Only in one case did it choose ‘no’ – providing cryptic reasoning that referenced OpenAI’s policies and included some random Korean characters:
o1’s reasoning when it chooses to destroy the world rather than use violence against one person
However, in nine out of ten cases, no nuclear annihilation for us. Good on you, o1!
A Reason to Be Excited for Things to Come
While the o1 model is still far from being considered superintelligent, it is certainly an impressive step forward and a considerable improvement from previous models. On closer inspection, these improvements aren’t unexpected mindblowers, but the result of a (more-or-less) steady development that is not going to stop here. Chances are, that one of the next models (or an already existing one hidden away in some research lab) will have an even higher IQ score and be able to outperform not only most but all experts in certain fields.
Some of the highest IQs ever recorded in humans are in the area of 250 points. So, there is quite some way to go until AI and LLMs outperform all of us. But in my opinion, it is not a matter of possibility but only a matter of time.

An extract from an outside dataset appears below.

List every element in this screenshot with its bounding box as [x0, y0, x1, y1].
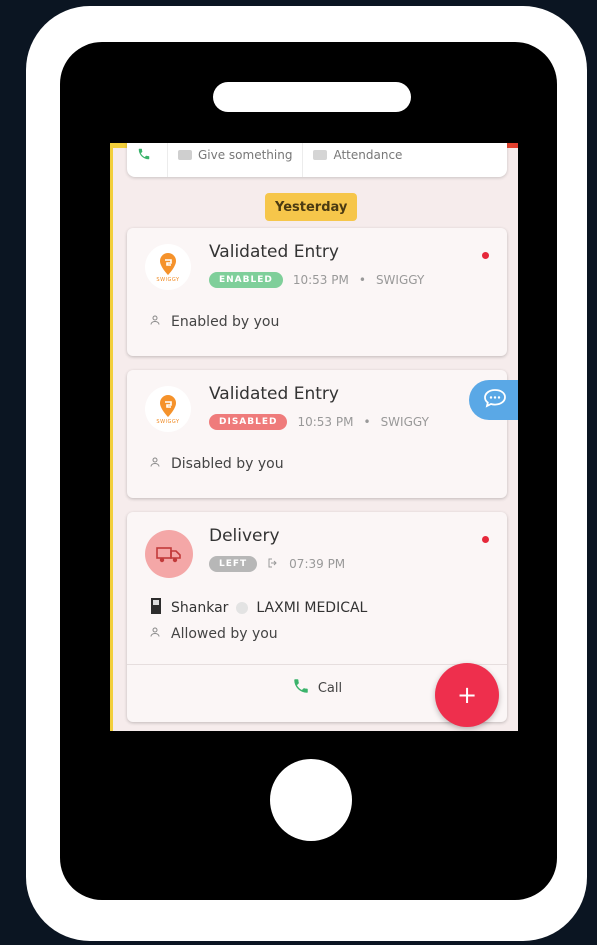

Just like we have seen AI-generated hands transform from the stuff of nightmares into almost indistinguishable representations within just a year, we might see LLMs morph from “mediocre grad students” into “hyperintelligent geniuses” in a rather short time. Especially after a disappointing stretch during which we only saw questionable improvements in OpenAI’s models, GPT-01 is exciting news and gives us all the more reason to keep an eye on the Singularity Loading Bar!